At the door to the kitchen, Pask, Alba, Marina (the live-in cleaner) and Magda are standing, hands over their mouths, as if they’ve just seen a flock of sheep cooking in the kitchen.
‘And?’ I say. ‘Your problem is?’
‘Oh, Mrs Martin, Mrs Martin. This is a kitchen—a kitchen,’ says Marina, attempting to guide me out of the room with an arm around my shoulders, as if I am a little old lady who has just wandered into a gay bar. ‘You shouldn’t be in here. This place is not for you. Is dangerous. Come, come. Let me help.’
‘No,’ I say bravely, standing up straight and pushing her arm off. ‘This is my kitchen and I will cook in it.’
I walk back to the swiss roll with my head held high, and reach into the cupboard to pull out the lard and the oil.
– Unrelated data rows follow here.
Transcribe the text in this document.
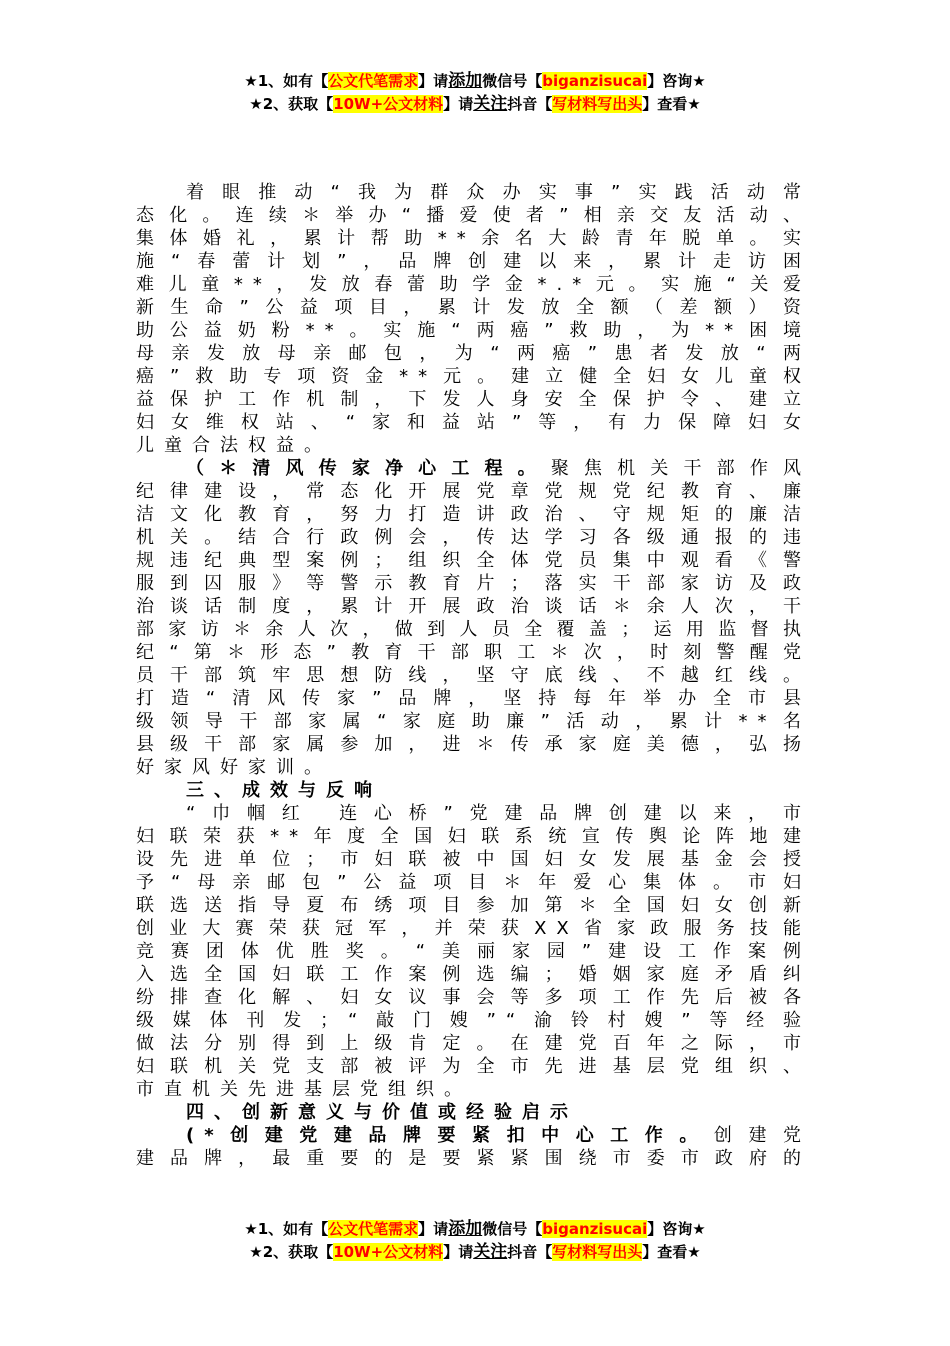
★1、如有【公文代笔需求】请添加微信号【biganzisucai】咨询★
★2、获取【10W+公文材料】请关注抖音【写材料写出头】查看★

着眼推动“我为群众办实事”实践活动常

态化。连续＊举办“播爱使者”相亲交友活动、

集体婚礼，累计帮助**余名大龄青年脱单。实

施“春蕾计划”，品牌创建以来，累计走访困

难儿童**，发放春蕾助学金*.*元。实施“关爱

新生命”公益项目，累计发放全额（差额）资

助公益奶粉**。实施“两癌”救助，为**困境

母亲发放母亲邮包，为“两癌”患者发放“两

癌”救助专项资金**元。建立健全妇女儿童权

益保护工作机制，下发人身安全保护令、建立

妇女维权站、“家和益站”等，有力保障妇女

儿童合法权益。

（＊清风传家净心工程。聚焦机关干部作风

纪律建设，常态化开展党章党规党纪教育、廉

洁文化教育，努力打造讲政治、守规矩的廉洁

机关。结合行政例会，传达学习各级通报的违

规违纪典型案例；组织全体党员集中观看《警

服到囚服》等警示教育片；落实干部家访及政

治谈话制度，累计开展政治谈话＊余人次，干

部家访＊余人次，做到人员全覆盖；运用监督执

纪“第＊形态”教育干部职工＊次，时刻警醒党

员干部筑牢思想防线，坚守底线、不越红线。

打造“清风传家”品牌，坚持每年举办全市县

级领导干部家属“家庭助廉”活动，累计**名

县级干部家属参加，进＊传承家庭美德，弘扬

好家风好家训。

三、成效与反响

“巾帼红 连心桥”党建品牌创建以来，市

妇联荣获**年度全国妇联系统宣传舆论阵地建

设先进单位；市妇联被中国妇女发展基金会授

予“母亲邮包”公益项目＊年爱心集体。市妇

联选送指导夏布绣项目参加第＊全国妇女创新

创业大赛荣获冠军，并荣获XX省家政服务技能

竞赛团体优胜奖。“美丽家园”建设工作案例

入选全国妇联工作案例选编；婚姻家庭矛盾纠

纷排查化解、妇女议事会等多项工作先后被各

级媒体刊发；“敲门嫂”“渝铃村嫂”等经验

做法分别得到上级肯定。在建党百年之际，市

妇联机关党支部被评为全市先进基层党组织、

市直机关先进基层党组织。

四、创新意义与价值或经验启示

(*创建党建品牌要紧扣中心工作。创建党

建品牌，最重要的是要紧紧围绕市委市政府的

★1、如有【公文代笔需求】请添加微信号【biganzisucai】咨询★
★2、获取【10W+公文材料】请关注抖音【写材料写出头】查看★
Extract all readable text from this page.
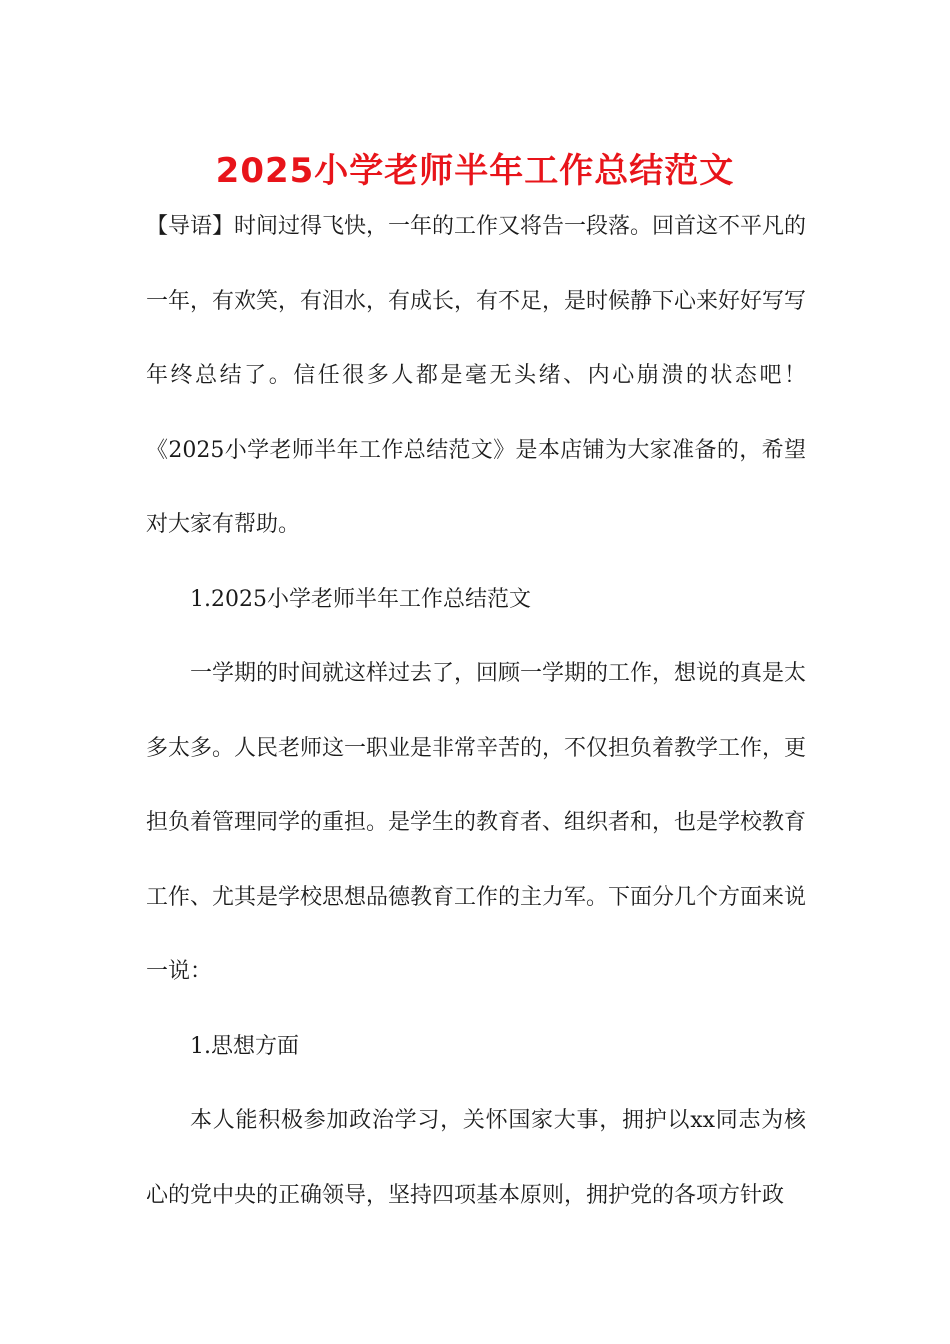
2025小学老师半年工作总结范文

【导语】时间过得飞快，一年的工作又将告一段落。回首这不平凡的一年，有欢笑，有泪水，有成长，有不足，是时候静下心来好好写写年终总结了。信任很多人都是毫无头绪、内心崩溃的状态吧！《2025小学老师半年工作总结范文》是本店铺为大家准备的，希望对大家有帮助。

1.2025小学老师半年工作总结范文

一学期的时间就这样过去了，回顾一学期的工作，想说的真是太多太多。人民老师这一职业是非常辛苦的，不仅担负着教学工作，更担负着管理同学的重担。是学生的教育者、组织者和，也是学校教育工作、尤其是学校思想品德教育工作的主力军。下面分几个方面来说一说：

1.思想方面

本人能积极参加政治学习，关怀国家大事，拥护以xx同志为核心的党中央的正确领导，坚持四项基本原则，拥护党的各项方针政
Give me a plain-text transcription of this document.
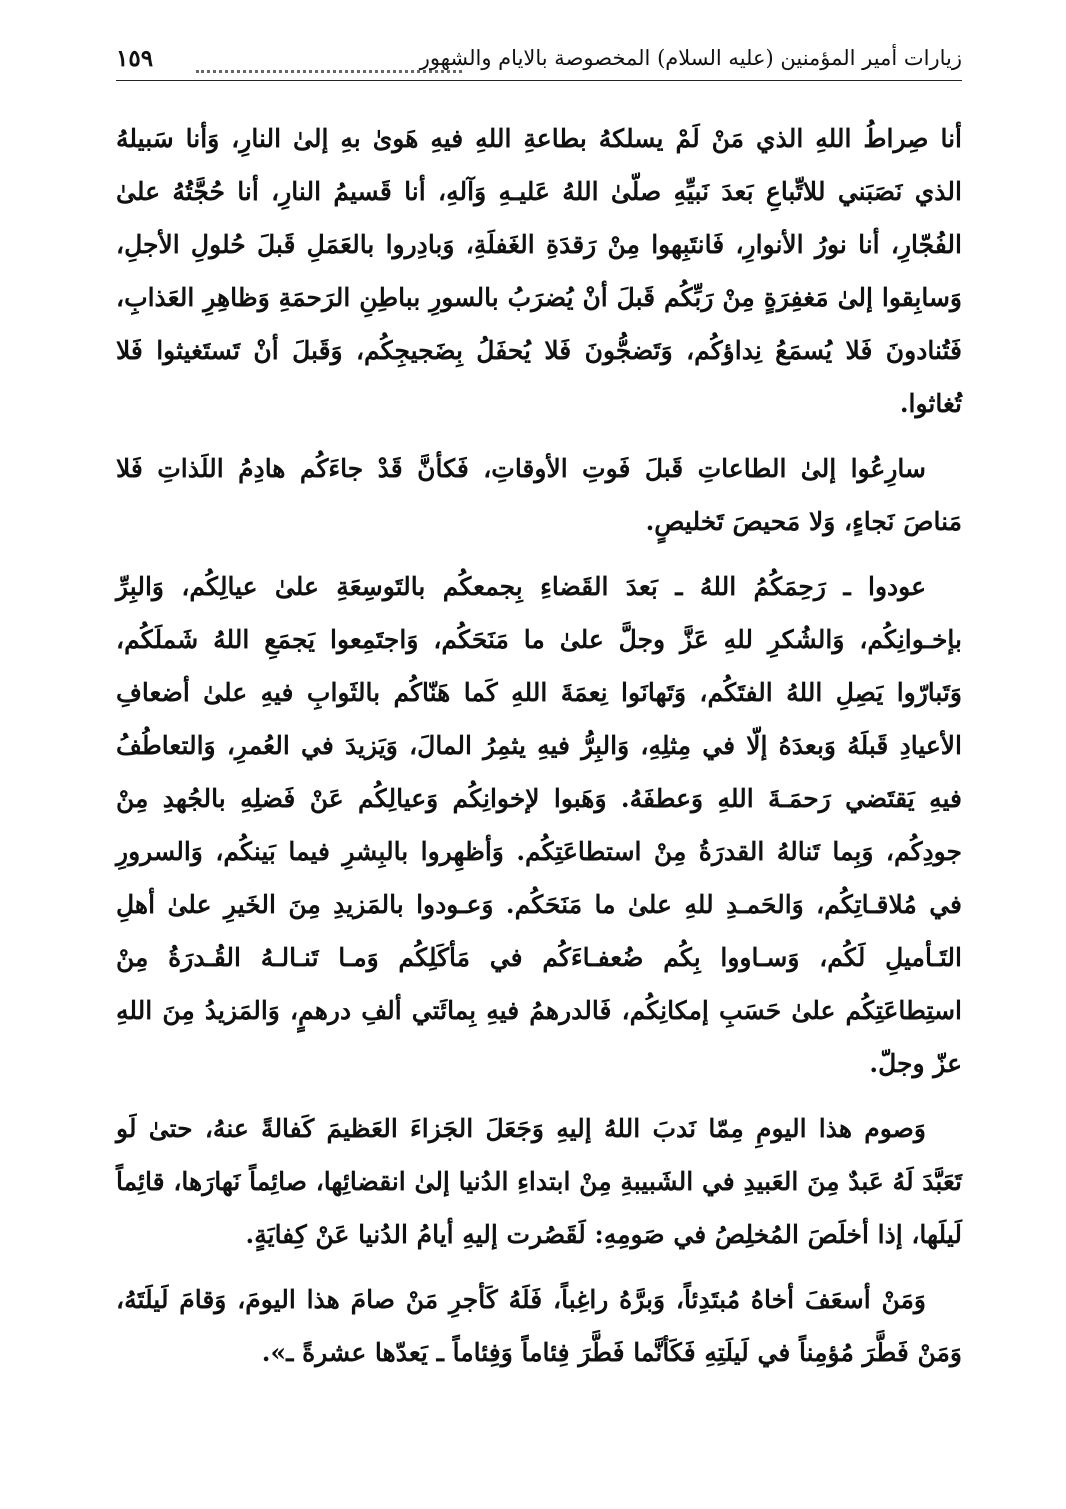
زيارات أمير المؤمنين (عليه السلام) المخصوصة بالايام والشهور
١٥٩

أنا صِراطُ اللهِ الذي مَنْ لَمْ يسلكهُ بطاعةِ اللهِ فيهِ هَوىٰ بهِ إلىٰ النارِ، وَأنا سَبيلهُ الذي نَصَبَني للاتِّباعِ بَعدَ نَبيِّهِ صلّىٰ اللهُ عَليـهِ وَآلهِ، أنا قَسيمُ النارِ، أنا حُجَّتُهُ علىٰ الفُجّارِ، أنا نورُ الأنوارِ، فَانتَبِهوا مِنْ رَقدَةِ الغَفلَةِ، وَبادِروا بالعَمَلِ قَبلَ حُلولِ الأجلِ، وَسابِقوا إلىٰ مَغفِرَةٍ مِنْ رَبِّكُم قَبلَ أنْ يُضرَبُ بالسورِ بباطِنِ الرَحمَةِ وَظاهِرِ العَذابِ، فَتُنادونَ فَلا يُسمَعُ نِداؤكُم، وَتَضجُّونَ فَلا يُحفَلُ بِضَجيجِكُم، وَقَبلَ أنْ تَستَغيثوا فَلا تُغاثوا.

سارِعُوا إلىٰ الطاعاتِ قَبلَ فَوتِ الأوقاتِ، فَكأنَّ قَدْ جاءَكُم هادِمُ اللَذاتِ فَلا مَناصَ نَجاءٍ، وَلا مَحيصَ تَخليصٍ.

عودوا ـ رَحِمَكُمُ اللهُ ـ بَعدَ القَضاءِ بِجمعكُم بالتَوسِعَةِ علىٰ عيالِكُم، وَالبِرِّ بإخـوانِكُم، وَالشُكرِ للهِ عَزَّ وجلَّ علىٰ ما مَنَحَكُم، وَاجتَمِعوا يَجمَعِ اللهُ شَملَكُم، وَتَبارّوا يَصِلِ اللهُ الفتَكُم، وَتَهانَوا نِعمَةَ اللهِ كَما هَنّاكُم بالثَوابِ فيهِ علىٰ أضعافِ الأعيادِ قَبلَهُ وَبعدَهُ إلّا في مِثلِهِ، وَالبِرُّ فيهِ يثمِرُ المالَ، وَيَزيدَ في العُمرِ، وَالتعاطُفُ فيهِ يَقتَضي رَحمَـةَ اللهِ وَعطفَهُ. وَهَبوا لإخوانِكُم وَعيالِكُم عَنْ فَضلِهِ بالجُهدِ مِنْ جودِكُم، وَبِما تَنالهُ القدرَةُ مِنْ استطاعَتِكُم. وَأظهِروا بالبِشرِ فيما بَينكُم، وَالسرورِ في مُلاقـاتِكُم، وَالحَمـدِ للهِ علىٰ ما مَنَحَكُم. وَعـودوا بالمَزيدِ مِنَ الخَيرِ علىٰ أهلِ التَـأميلِ لَكُم، وَسـاووا بِكُم ضُعفـاءَكُم في مَأكَلِكُم وَمـا تَنـالـهُ القُـدرَةُ مِنْ استِطاعَتِكُم علىٰ حَسَبِ إمكانِكُم، فَالدرهمُ فيهِ بِمائَتي ألفِ درهمٍ، وَالمَزيدُ مِنَ اللهِ عزّ وجلّ.

وَصوم هذا اليومِ مِمّا نَدبَ اللهُ إليهِ وَجَعَلَ الجَزاءَ العَظيمَ كَفالةً عنهُ، حتىٰ لَو تَعَبَّدَ لَهُ عَبدٌ مِنَ العَبيدِ في الشَبيبةِ مِنْ ابتداءِ الدُنيا إلىٰ انقضائِها، صائِماً نَهارَها، قائِماً لَيلَها، إذا أخلَصَ المُخلِصُ في صَومِهِ: لَقَصُرت إليهِ أيامُ الدُنيا عَنْ كِفايَةٍ.

وَمَنْ أسعَفَ أخاهُ مُبتَدِئاً، وَبرَّهُ راغِباً، فَلَهُ كَأجرِ مَنْ صامَ هذا اليومَ، وَقامَ لَيلَتَهُ، وَمَنْ فَطَّرَ مُؤمِناً في لَيلَتِهِ فَكَأنَّما فَطَّرَ فِئاماً وَفِئاماً ـ يَعدّها عشرةً ـ».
I have no idea what to do with these, but I know they contain the necessary fat to build up Dean. There’s a collective intake of breath from the doorway and the sound of three women and a girl muttering ‘Lard?’
‘I want to be alone,’ I say to my spectators. ‘I need peace and quiet.’
Okay, so it turns out that it’s harder than I thought it would be. The swiss roll covered in lard looked terrible—as though it were preparing for a cross-Channel swim. Maybe I should have made it some teeny-weeny chocolate goggles and thrown it into the sea—it wasn’t good for much else. In the end I decide to roast it in olive oil, so I squash it into a saucepan, pour olive oil over the whole lot and put it into the oven with the heat turned up as far as it will go. I don’t know what temperature is right for pan-roasted swiss roll because there don’t appear to be any recipes for it, but I’m guessing hottest is best—like with curling tongs. You’re wasting your time on the half-heat settings, the curls fall out straightaway.